Brazil, too, holds a vast amount of the world’s forested land. In many ways, the South American nation has been a success story in the face of deforestation. 

“Most scientists now agree that it has dramatically, by about 80 percent, reduced its deforestation rate,” says Ellis. He credits both an incentive system and satellite monitoring data to Brazil’s success. But Brazil and other tropical forested countries face economic challenges as well.

“The resource-poor countries, they struggle, just because there’s a cost and sometimes countries just don’t see the benefits to spending the money,” says MacDicken. Furthermore, he says, an incentive system might not be effective without full governmental support. 

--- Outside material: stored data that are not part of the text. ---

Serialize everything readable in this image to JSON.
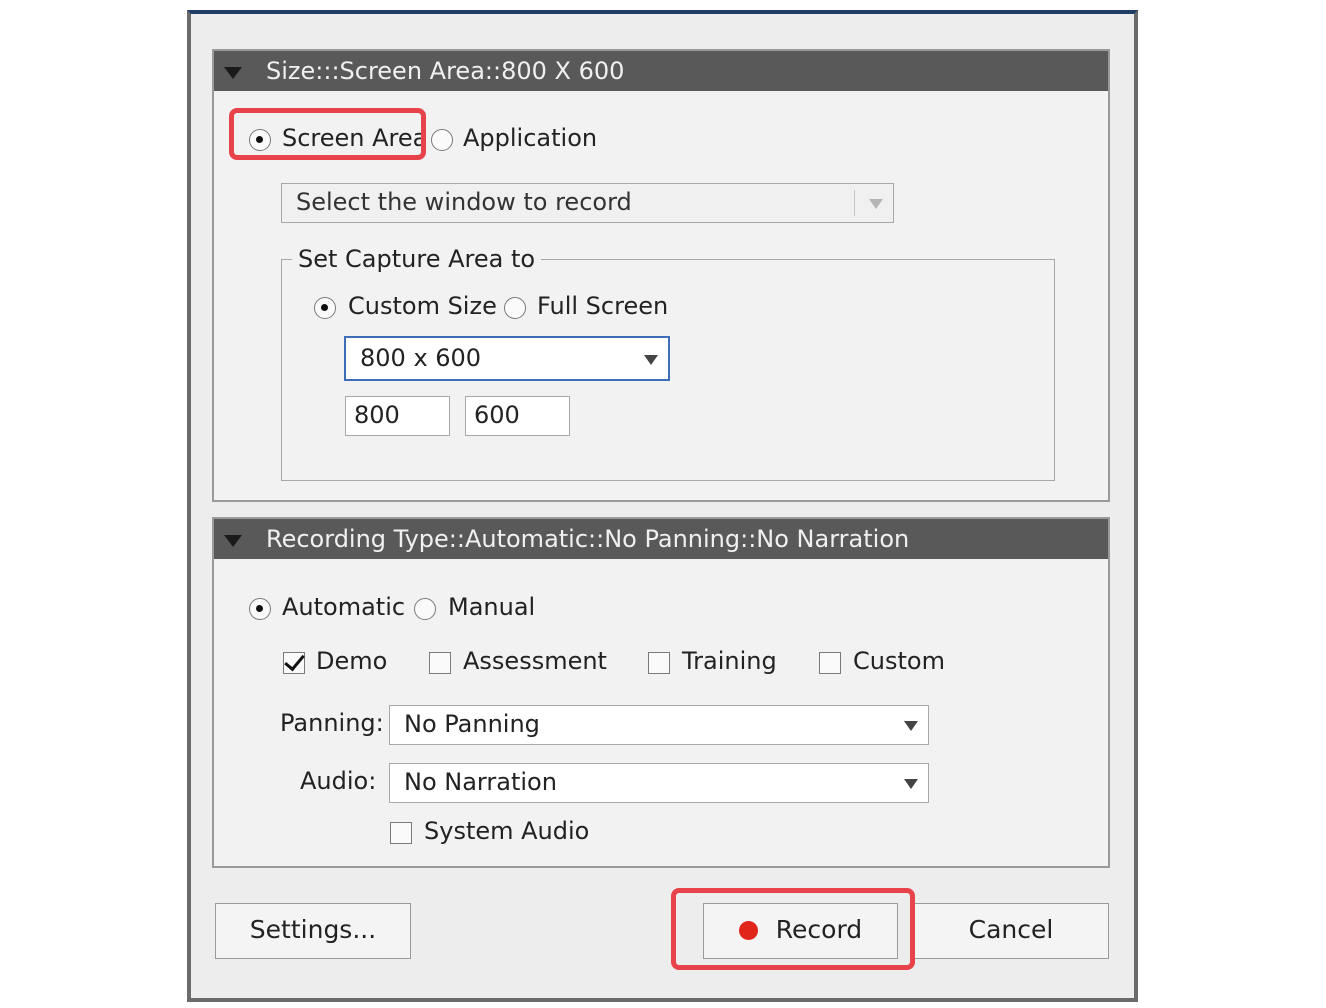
{
  "size_section": {
    "title": "Size:::Screen Area::800 X 600",
    "screen_area_label": "Screen Area",
    "application_label": "Application",
    "window_select_placeholder": "Select the window to record",
    "capture_group_label": "Set Capture Area to",
    "custom_size_label": "Custom Size",
    "full_screen_label": "Full Screen",
    "size_preset_value": "800 x 600",
    "width_value": "800",
    "height_value": "600"
  },
  "recording_section": {
    "title": "Recording Type::Automatic::No Panning::No Narration",
    "automatic_label": "Automatic",
    "manual_label": "Manual",
    "modes": [
      {
        "label": "Demo",
        "checked": true
      },
      {
        "label": "Assessment",
        "checked": false
      },
      {
        "label": "Training",
        "checked": false
      },
      {
        "label": "Custom",
        "checked": false
      }
    ],
    "panning_label": "Panning:",
    "panning_value": "No Panning",
    "audio_label": "Audio:",
    "audio_value": "No Narration",
    "system_audio_label": "System Audio"
  },
  "footer": {
    "settings_label": "Settings...",
    "record_label": "Record",
    "cancel_label": "Cancel"
  },
  "colors": {
    "highlight": "#e8434a",
    "record_dot": "#e0261b",
    "header_bg": "#595959"
  }
}
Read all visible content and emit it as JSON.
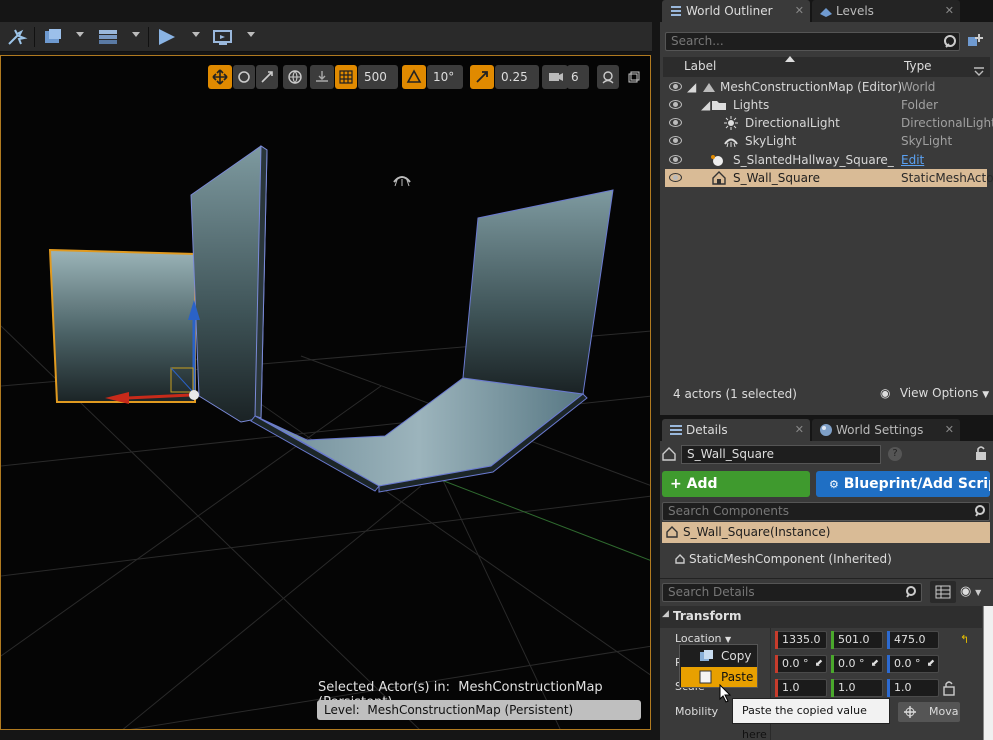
{
  "toolbar": {
    "buttons": [
      "modes-icon",
      "content-icon",
      "build-icon",
      "play-icon",
      "launch-icon"
    ]
  },
  "viewport": {
    "grid_snap": "500",
    "rotation_snap": "10°",
    "scale_snap": "0.25",
    "camera_speed": "6",
    "selected_actor_label": "Selected Actor(s) in:",
    "selected_actor_map": "MeshConstructionMap (Persistent)",
    "level_label": "Level:",
    "level_name": "MeshConstructionMap (Persistent)"
  },
  "outliner": {
    "tabs": [
      {
        "label": "World Outliner"
      },
      {
        "label": "Levels"
      }
    ],
    "search_placeholder": "Search...",
    "columns": {
      "label": "Label",
      "type": "Type"
    },
    "rows": [
      {
        "name": "MeshConstructionMap (Editor)",
        "type": "World"
      },
      {
        "name": "Lights",
        "type": "Folder"
      },
      {
        "name": "DirectionalLight",
        "type": "DirectionalLight"
      },
      {
        "name": "SkyLight",
        "type": "SkyLight"
      },
      {
        "name": "S_SlantedHallway_Square_",
        "type": "Edit S_SlantedH"
      },
      {
        "name": "S_Wall_Square",
        "type": "StaticMeshActor"
      }
    ],
    "actor_count": "4 actors (1 selected)",
    "view_options": "View Options"
  },
  "details": {
    "tabs": [
      {
        "label": "Details"
      },
      {
        "label": "World Settings"
      }
    ],
    "actor_name": "S_Wall_Square",
    "add_component": "+ Add Component",
    "blueprint": "Blueprint/Add Scrip",
    "search_components": "Search Components",
    "instance": "S_Wall_Square(Instance)",
    "component": "StaticMeshComponent (Inherited)",
    "search_details": "Search Details",
    "transform_header": "Transform",
    "location_label": "Location",
    "rotation_label": "R",
    "scale_label": "Scale",
    "location": [
      "1335.0",
      "501.0",
      "475.0"
    ],
    "rotation": [
      "0.0 °",
      "0.0 °",
      "0.0 °"
    ],
    "scale": [
      "1.0",
      "1.0",
      "1.0"
    ],
    "mobility_label": "Mobility",
    "mobility_value": "Mova"
  },
  "context_menu": {
    "copy": "Copy",
    "paste": "Paste"
  },
  "tooltip": "Paste the copied value here",
  "colors": {
    "accent": "#e08a00",
    "selection": "#d9bb96",
    "add_component": "#3f9a2e",
    "blueprint": "#1f6fc4"
  }
}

“It’s hard to imagine, in many countries, how the payments from overseas can be translated ... down to the people who use a machete or an ax or a chain saw or a bulldozer,” MacDicken adds.

One solution he proposes: Adapt agricultural production so that more food is produced on less land. That, he says, could help discourage clear-cutting.

Forests that are selectively logged for timber hold hope, too. A study in Current Biology showed that managed forests could regenerate lost biomass in just seven to 21 years, if left alone. 

“The wonderful thing about forests is that they are fairly resilient,” says Ellis. “The best way to get forests to regrow is to leave them alone.”